Dealerships

I’m sitting at the Ford dealership in Chelsea, MI. We ended up buying a Ford Expedition 30 miles from our home for a variety of reasons, including the fact that they had what we wanted for the right price.  Plus, being outside of bubble county did seem to bring some benefits, including a bit of anonymity.  There are a few times where it’s more difficult to be a Pastor and for people to KNOW what you do for a living, and buying a car is one of those times because no one wants to pay sticker price, even Pastors.  Yet for church leaders — men of the cloth — to haggle, well,  just seems unfitting.  We always preach Christ, and this call is especially vital for Pastors.  But it’s strange to say “Jesus Loves You” as well as “You must throw in floor mats for free”. To some, this may sound like “Jesus wants you to throw in floor mats for free, and to feel guilty for not throwing in free mugs for the kids”.  This is the conflict of spiritual leadership — a call to be different while  sharing the day to day functions of life with everyone else.  I’m a human being that does human things and yet I am called to serve other humans by doing godly things.  This is the bizarre dichotomy of ministry.  It also makes the whole Priest thing look pretty good sometimes.  You don’t have to worry about making an offer on a house — you live in the basement of the church.  You don’t have to worry about marital issues — you’re not married.  And you don’t have to haggle the price of a car because one is already provided.  Sure, its the 15-passenger Parish van, and everyone in the grocery store parking lot knows that you’re Father so and so from Sacred Heart, which stops you from swearing out loud  when a shopping cart hits the right side of the van, where you have the mural of the virgin mary waving, waving at other drivers on the road and the population in general.  I’d rather get my van mural touched up than have to ever buy a car again.
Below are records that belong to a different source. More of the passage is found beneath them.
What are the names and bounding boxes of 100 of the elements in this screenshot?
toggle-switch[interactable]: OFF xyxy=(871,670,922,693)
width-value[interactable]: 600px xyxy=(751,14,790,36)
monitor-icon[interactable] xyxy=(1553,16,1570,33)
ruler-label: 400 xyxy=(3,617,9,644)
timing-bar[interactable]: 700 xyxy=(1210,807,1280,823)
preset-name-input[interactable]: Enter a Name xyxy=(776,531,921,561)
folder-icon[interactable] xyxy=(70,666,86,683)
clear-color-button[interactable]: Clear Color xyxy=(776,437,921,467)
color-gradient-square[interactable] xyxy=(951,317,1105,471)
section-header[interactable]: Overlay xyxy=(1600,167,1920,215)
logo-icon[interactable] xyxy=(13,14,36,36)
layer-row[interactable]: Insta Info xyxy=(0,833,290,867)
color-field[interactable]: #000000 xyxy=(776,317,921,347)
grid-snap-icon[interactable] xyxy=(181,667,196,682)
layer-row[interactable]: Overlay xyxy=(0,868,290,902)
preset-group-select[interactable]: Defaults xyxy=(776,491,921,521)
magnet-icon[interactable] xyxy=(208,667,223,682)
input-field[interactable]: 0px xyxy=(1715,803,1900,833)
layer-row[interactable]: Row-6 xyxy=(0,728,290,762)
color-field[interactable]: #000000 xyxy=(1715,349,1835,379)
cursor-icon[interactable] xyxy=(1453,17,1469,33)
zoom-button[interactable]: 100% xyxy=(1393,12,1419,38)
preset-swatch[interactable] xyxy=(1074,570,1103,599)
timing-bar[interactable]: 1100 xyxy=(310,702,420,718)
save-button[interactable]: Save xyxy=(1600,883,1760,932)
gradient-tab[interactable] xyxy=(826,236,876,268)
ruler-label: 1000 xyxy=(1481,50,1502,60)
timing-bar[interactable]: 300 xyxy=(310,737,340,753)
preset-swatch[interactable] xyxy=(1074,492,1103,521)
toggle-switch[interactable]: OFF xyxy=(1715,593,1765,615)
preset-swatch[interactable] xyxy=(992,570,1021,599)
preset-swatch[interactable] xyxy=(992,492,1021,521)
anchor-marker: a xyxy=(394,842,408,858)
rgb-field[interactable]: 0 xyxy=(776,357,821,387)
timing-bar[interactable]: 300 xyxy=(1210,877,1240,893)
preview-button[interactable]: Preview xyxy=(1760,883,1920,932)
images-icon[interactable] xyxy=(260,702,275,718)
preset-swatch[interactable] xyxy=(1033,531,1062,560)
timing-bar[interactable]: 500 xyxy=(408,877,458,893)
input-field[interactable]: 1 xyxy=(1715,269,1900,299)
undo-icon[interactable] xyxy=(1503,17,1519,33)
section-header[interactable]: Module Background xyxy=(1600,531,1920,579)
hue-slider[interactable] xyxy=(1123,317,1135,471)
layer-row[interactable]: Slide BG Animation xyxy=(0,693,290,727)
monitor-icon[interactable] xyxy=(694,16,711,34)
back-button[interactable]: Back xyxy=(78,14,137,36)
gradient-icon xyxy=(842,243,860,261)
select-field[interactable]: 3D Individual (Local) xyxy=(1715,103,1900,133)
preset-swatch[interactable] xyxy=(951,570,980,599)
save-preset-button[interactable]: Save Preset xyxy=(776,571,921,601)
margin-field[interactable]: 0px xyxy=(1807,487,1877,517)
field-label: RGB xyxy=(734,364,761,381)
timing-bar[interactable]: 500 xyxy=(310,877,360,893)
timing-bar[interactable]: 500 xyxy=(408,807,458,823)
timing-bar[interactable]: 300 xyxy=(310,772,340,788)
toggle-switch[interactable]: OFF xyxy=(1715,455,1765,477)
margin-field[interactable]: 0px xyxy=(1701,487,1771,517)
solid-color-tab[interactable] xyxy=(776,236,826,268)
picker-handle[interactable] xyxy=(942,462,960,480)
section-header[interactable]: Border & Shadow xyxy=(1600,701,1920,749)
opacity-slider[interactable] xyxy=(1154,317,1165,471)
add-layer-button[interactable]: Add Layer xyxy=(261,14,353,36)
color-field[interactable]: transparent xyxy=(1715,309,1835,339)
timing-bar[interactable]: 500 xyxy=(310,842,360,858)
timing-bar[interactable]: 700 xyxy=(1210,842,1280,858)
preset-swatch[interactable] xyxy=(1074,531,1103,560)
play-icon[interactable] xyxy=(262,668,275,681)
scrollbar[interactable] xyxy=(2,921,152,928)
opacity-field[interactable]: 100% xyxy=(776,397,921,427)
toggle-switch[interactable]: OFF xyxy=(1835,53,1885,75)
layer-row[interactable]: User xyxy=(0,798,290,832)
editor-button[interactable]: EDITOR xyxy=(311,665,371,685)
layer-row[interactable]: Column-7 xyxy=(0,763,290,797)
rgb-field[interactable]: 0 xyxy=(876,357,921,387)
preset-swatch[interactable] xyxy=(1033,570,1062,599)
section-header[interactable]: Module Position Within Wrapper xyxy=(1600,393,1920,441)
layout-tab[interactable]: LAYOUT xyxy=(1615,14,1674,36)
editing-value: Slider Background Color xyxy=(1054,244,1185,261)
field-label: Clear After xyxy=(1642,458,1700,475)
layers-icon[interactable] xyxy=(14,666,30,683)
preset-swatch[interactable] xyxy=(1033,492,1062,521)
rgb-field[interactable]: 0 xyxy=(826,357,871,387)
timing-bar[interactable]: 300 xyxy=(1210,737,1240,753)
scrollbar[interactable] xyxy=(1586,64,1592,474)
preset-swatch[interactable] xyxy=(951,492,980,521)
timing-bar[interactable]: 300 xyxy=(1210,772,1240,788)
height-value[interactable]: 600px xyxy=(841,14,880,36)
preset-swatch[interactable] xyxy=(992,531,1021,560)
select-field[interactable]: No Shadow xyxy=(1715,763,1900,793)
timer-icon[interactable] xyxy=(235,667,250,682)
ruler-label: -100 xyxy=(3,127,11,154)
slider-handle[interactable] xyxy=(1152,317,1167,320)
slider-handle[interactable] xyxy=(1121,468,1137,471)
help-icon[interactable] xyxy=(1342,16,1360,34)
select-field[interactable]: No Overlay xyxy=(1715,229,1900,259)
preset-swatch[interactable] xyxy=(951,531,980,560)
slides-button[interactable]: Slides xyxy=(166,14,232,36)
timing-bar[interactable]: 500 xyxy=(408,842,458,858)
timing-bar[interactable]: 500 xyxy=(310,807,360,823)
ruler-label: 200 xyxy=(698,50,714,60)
And here I sit, at Palmer Ford in Chelsea, waiting for them to do two things.  First, to change the oil.  That’s just basic maintenance that is given to me for  the low low price of $9.95 (plus 30 bucks in gas).  The second thing to be done today is to check a “knock” sound in the engine that shows up whenever you start it.  I’d love to think “oh, that’s what them trucks do- they knock” but I fear it may be slightly worse.  And the dealer is the first one to make it right, since the truck is still under its used car warranty.  Chances are good that, in their eyes, everything is fine and will be fine until approximately 15 seconds after the warranty wears out.
Oh, to be driving a Catholic van right now.